Петька еще много мог насчитать жизненной несправедливости, но и на левой руке пальцы у него тоже закончились. Выходило все-таки, что поровну честное и нечестное в жизни распределялось не потому, что того и другого накопилось одинаковое количество, а из-за того, что пальцев на левой и правой руке у Петьки было ровным счетом по пять. Вот если бы на одной было, скажем, восемь, а на другой три, тогда бы еще можно было поспорить. А так выходило – считай, не считай. Все равно на каждый палец найдется.

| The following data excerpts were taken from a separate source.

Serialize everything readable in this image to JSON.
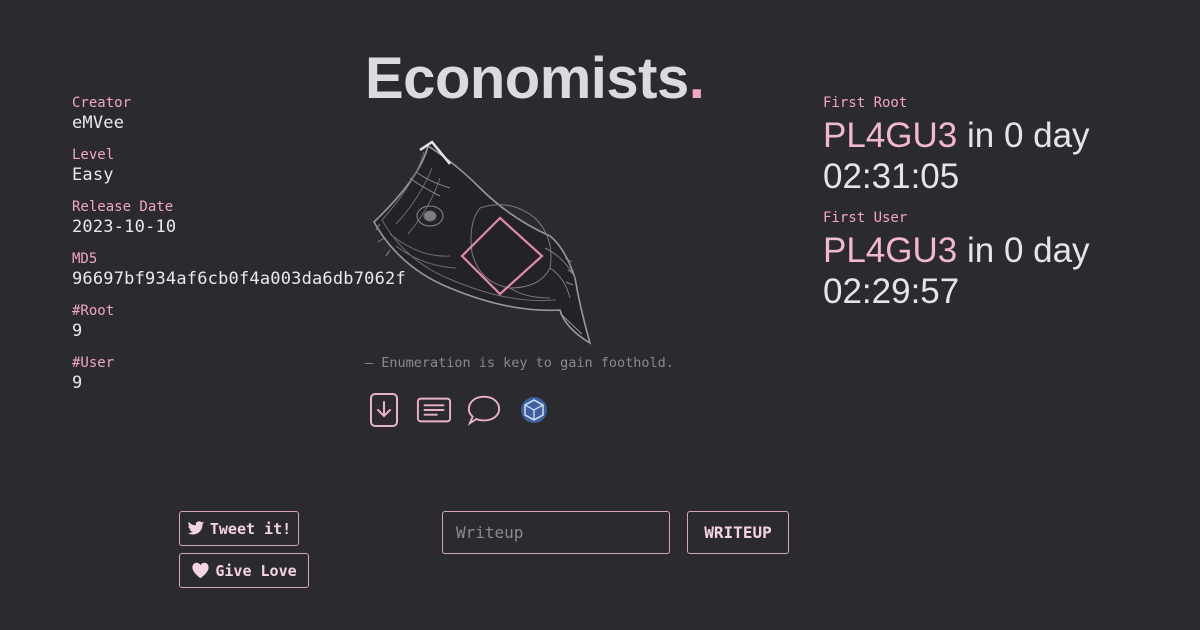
{
  "meta": {
    "creator_label": "Creator",
    "creator": "eMVee",
    "level_label": "Level",
    "level": "Easy",
    "release_label": "Release Date",
    "release": "2023-10-10",
    "md5_label": "MD5",
    "md5": "96697bf934af6cb0f4a003da6db7062f",
    "root_label": "#Root",
    "root": "9",
    "user_label": "#User",
    "user": "9"
  },
  "header": {
    "title": "Economists",
    "title_dot": "."
  },
  "quote": "— Enumeration is key to gain foothold.",
  "icons": [
    "download-icon",
    "document-lines-icon",
    "comment-bubble-icon",
    "cube-logo-icon"
  ],
  "first_root": {
    "label": "First Root",
    "user": "PL4GU3",
    "suffix": " in 0 day",
    "time": "02:31:05"
  },
  "first_user": {
    "label": "First User",
    "user": "PL4GU3",
    "suffix": " in 0 day",
    "time": "02:29:57"
  },
  "buttons": {
    "tweet": "Tweet it!",
    "love": "Give Love",
    "writeup": "WRITEUP"
  },
  "writeup_input": {
    "placeholder": "Writeup",
    "value": ""
  },
  "colors": {
    "background": "#2b2a2f",
    "accent": "#f2a6c4",
    "text": "#e6e4e6",
    "muted": "#8c8990"
  }
}
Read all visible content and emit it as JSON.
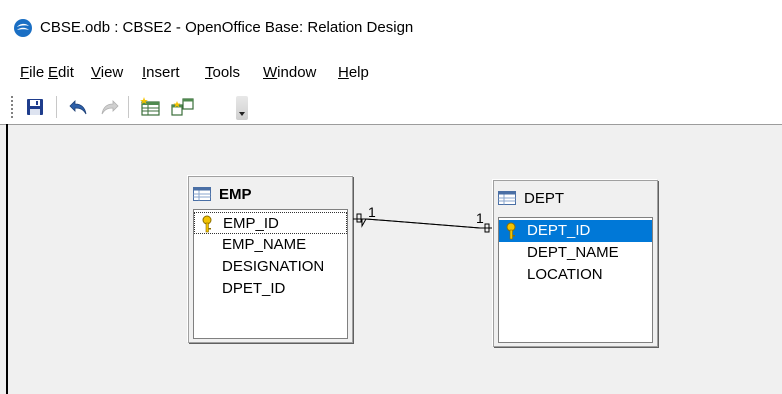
{
  "window": {
    "title": "CBSE.odb : CBSE2 - OpenOffice Base: Relation Design",
    "app_icon": "openoffice-logo-icon"
  },
  "menu": [
    {
      "pre": "",
      "acc": "F",
      "post": "ile"
    },
    {
      "pre": "",
      "acc": "E",
      "post": "dit"
    },
    {
      "pre": "",
      "acc": "V",
      "post": "iew"
    },
    {
      "pre": "",
      "acc": "I",
      "post": "nsert"
    },
    {
      "pre": "",
      "acc": "T",
      "post": "ools"
    },
    {
      "pre": "",
      "acc": "W",
      "post": "indow"
    },
    {
      "pre": "",
      "acc": "H",
      "post": "elp"
    }
  ],
  "toolbar": {
    "buttons": [
      "save-icon",
      "undo-icon",
      "redo-icon",
      "add-tables-icon",
      "new-relation-icon"
    ],
    "colors": {
      "accent_blue": "#0078d7",
      "save_blue": "#1f3d8c"
    }
  },
  "tables": {
    "emp": {
      "title": "EMP",
      "fields": [
        "EMP_ID",
        "EMP_NAME",
        "DESIGNATION",
        "DPET_ID"
      ],
      "primary_key": "EMP_ID"
    },
    "dept": {
      "title": "DEPT",
      "fields": [
        "DEPT_ID",
        "DEPT_NAME",
        "LOCATION"
      ],
      "primary_key": "DEPT_ID"
    }
  },
  "relation": {
    "from_cardinality": "1",
    "to_cardinality": "1"
  }
}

Но Петька вообще-то начал свой счет не из-за Гитлера и американской тушенки. Ему было непонятно, почему даже при таком раскладе и с учетом одинакового количества пальцев на обеих руках его японец так сильно получил в лесу от охранников. Ведь это уже был не Халхин-Гол и не высота Безымянная у озера Хасан, а просто один несчастный япошка, который шлялся по лесу и набрел на злых пацанов, и зачем-то спас от них Петьку, а потом появились наши и вломили ему за это по самое первое число. Ведь если бы он прошел мимо и не увел за собой пацанов, то Петька сейчас, скорее всего, покачивался бы на сосновой ветке, как елочная игрушка. А японец давно бы уже был в лагере, и охранники бы, наверное, не разозлились так на него.
Получалось, что на орехи во всей этой истории досталось только двоим – Петьке и старому японцу. Справедливо это или же нет – Петька не мог решить, потому что про себя лично он считал, что получил вполне справедливо – такая у выблядка жизнь, – а вот про японца ему было непонятно.

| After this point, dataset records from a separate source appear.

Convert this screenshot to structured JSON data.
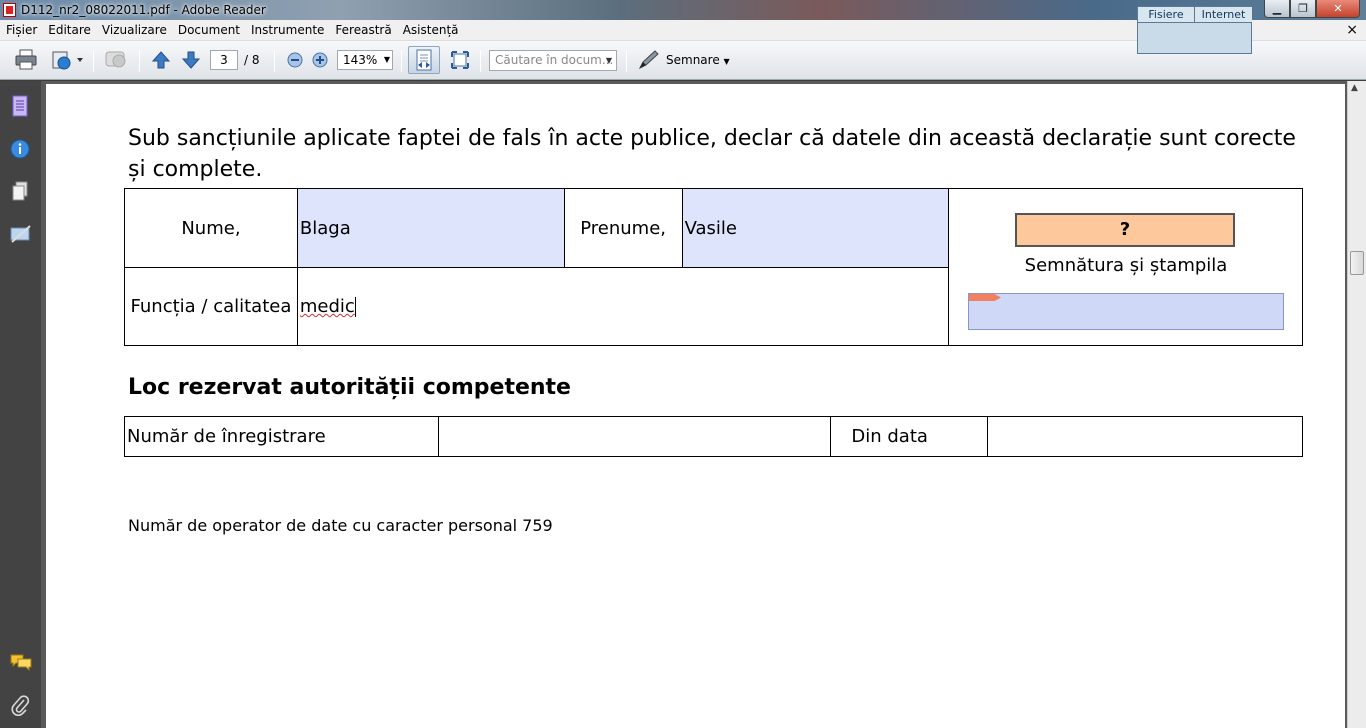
{
  "window": {
    "title": "D112_nr2_08022011.pdf - Adobe Reader",
    "widget_tabs": [
      "Fisiere",
      "Internet"
    ]
  },
  "menu": {
    "items": [
      "Fișier",
      "Editare",
      "Vizualizare",
      "Document",
      "Instrumente",
      "Fereastră",
      "Asistență"
    ],
    "close_doc": "×"
  },
  "toolbar": {
    "page_current": "3",
    "page_total": "/ 8",
    "zoom": "143%",
    "search_placeholder": "Căutare în docum...",
    "sign_label": "Semnare"
  },
  "document": {
    "declaration": "Sub sancțiunile aplicate faptei de fals în acte publice, declar că datele din această declarație sunt corecte și complete.",
    "signer_table": {
      "name_label": "Nume,",
      "name_value": "Blaga",
      "firstname_label": "Prenume,",
      "firstname_value": "Vasile",
      "function_label": "Funcția / calitatea",
      "function_value": "medic",
      "signature_button": "?",
      "signature_label": "Semnătura și ștampila"
    },
    "authority_title": "Loc rezervat autorității competente",
    "registration_table": {
      "number_label": "Număr de înregistrare",
      "number_value": "",
      "date_label": "Din data",
      "date_value": ""
    },
    "operator_text": "Număr de operator de date cu caracter personal 759"
  }
}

В общем, мир не спешил раскрывать перед ним свои тайны, и Петька скоро перестал мучить себя. Освободившись от странных размышлений, он, как зенитная установка, быстро перехлопал обнаглевших вконец комаров и прибавил шагу. Мамка дома уже, наверное, совсем его заждалась.
* * *
Бесшумно подойдя к воротам, Петька проскользнул в приоткрытую почему-то калитку и тут же замер. Во дворе все было вверх дном. Дрова из разметанной кем-то поленницы белели в темноте от сарайчика почти до крыльца. На самом крыльце валялись два пустых ведра и коромысло. Залитые водой ступеньки блестели в лунном свете, как будто кто-то покрыл их лаком. Дверь в дом была настежь открыта.

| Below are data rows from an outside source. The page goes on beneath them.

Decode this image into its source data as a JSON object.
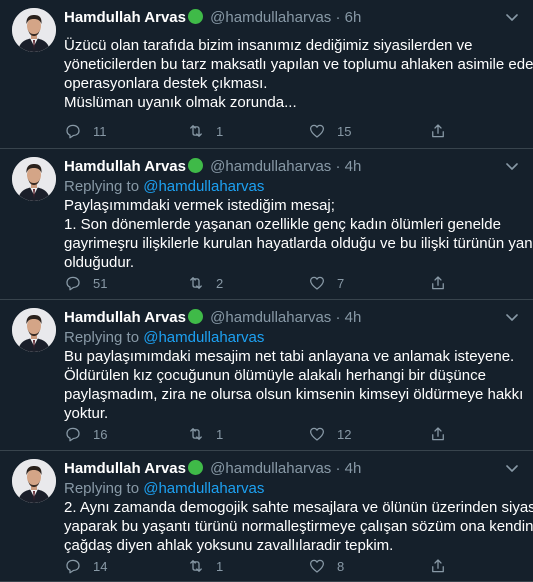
{
  "colors": {
    "background": "#15202b",
    "text": "#ffffff",
    "muted": "#8899a6",
    "accent": "#1da1f2",
    "badge": "#3fba48",
    "divider": "#38444d"
  },
  "icons": {
    "reply": "reply-icon",
    "retweet": "retweet-icon",
    "like": "heart-icon",
    "share": "share-icon",
    "more": "chevron-down-icon",
    "badge": "green-circle-icon"
  },
  "tweets": [
    {
      "name": "Hamdullah Arvas",
      "handle": "@hamdullaharvas",
      "separator": "·",
      "time": "6h",
      "replying_label": "",
      "replying_to": "",
      "lines": [
        "Üzücü olan tarafıda bizim insanımız dediğimiz siyasilerden ve",
        "yöneticilerden bu tarz maksatlı yapılan ve toplumu ahlaken asimile eden",
        "operasyonlara destek çıkması.",
        "Müslüman uyanık olmak zorunda..."
      ],
      "replies": "11",
      "retweets": "1",
      "likes": "15"
    },
    {
      "name": "Hamdullah Arvas",
      "handle": "@hamdullaharvas",
      "separator": "·",
      "time": "4h",
      "replying_label": "Replying to",
      "replying_to": "@hamdullaharvas",
      "lines": [
        "Paylaşımımdaki vermek istediğim mesaj;",
        "1. Son dönemlerde yaşanan ozellikle genç kadın ölümleri genelde",
        "gayrimeşru ilişkilerle kurulan hayatlarda olduğu ve bu ilişki türünün yanlış",
        "olduğudur."
      ],
      "replies": "51",
      "retweets": "2",
      "likes": "7"
    },
    {
      "name": "Hamdullah Arvas",
      "handle": "@hamdullaharvas",
      "separator": "·",
      "time": "4h",
      "replying_label": "Replying to",
      "replying_to": "@hamdullaharvas",
      "lines": [
        "Bu paylaşımımdaki mesajim net tabi anlayana ve anlamak isteyene.",
        "Öldürülen kız çocuğunun ölümüyle alakalı herhangi bir düşünce",
        "paylaşmadım, zira ne olursa olsun kimsenin kimseyi öldürmeye hakkı",
        "yoktur."
      ],
      "replies": "16",
      "retweets": "1",
      "likes": "12"
    },
    {
      "name": "Hamdullah Arvas",
      "handle": "@hamdullaharvas",
      "separator": "·",
      "time": "4h",
      "replying_label": "Replying to",
      "replying_to": "@hamdullaharvas",
      "lines": [
        "2. Aynı zamanda demogojik sahte mesajlara ve ölünün üzerinden siyaset",
        "yaparak bu yaşantı türünü normalleştirmeye çalışan sözüm ona kendine",
        "çağdaş diyen ahlak yoksunu zavallılaradir tepkim."
      ],
      "replies": "14",
      "retweets": "1",
      "likes": "8"
    }
  ]
}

Сам Петька вообще-то редко называл домом свое с мамкой жилище. Раньше это было обычное зимовье, в котором дед Артем держал свои столярные и бондарские припасы. Зимовье досталось ему еще от старика Брюхова. Потом, когда Нюрка неожиданно, и почти неизвестно от кого родила, бабка Дарья отселила ее туда, велев деду Артему ничего из припасов не убирать. Поэтому первый год пятнадцатилетняя Нюра Чижова кормила своего Петьку из худых одиноких титек посреди гнутых досок и кованых обручей. Запах свежего дерева стоял такой густой, что даже есть ей почти не хотелось. Переждав бабкин гнев и непреклонную брюховскую волю, дед Артем помаленьку начал обустраивать дочери и внуку жилье. Сперва разделил зимовье на две комнаты и пристроил крыльцо. Затем смастерил ворота, потом небольшой палисадничек и, наконец, коняжку на гнутых полозьях. Петька эту коняжку в детстве сильно любил, но дом и сейчас называл «брюховским зимовьем». В Разгуляевке все его так называли.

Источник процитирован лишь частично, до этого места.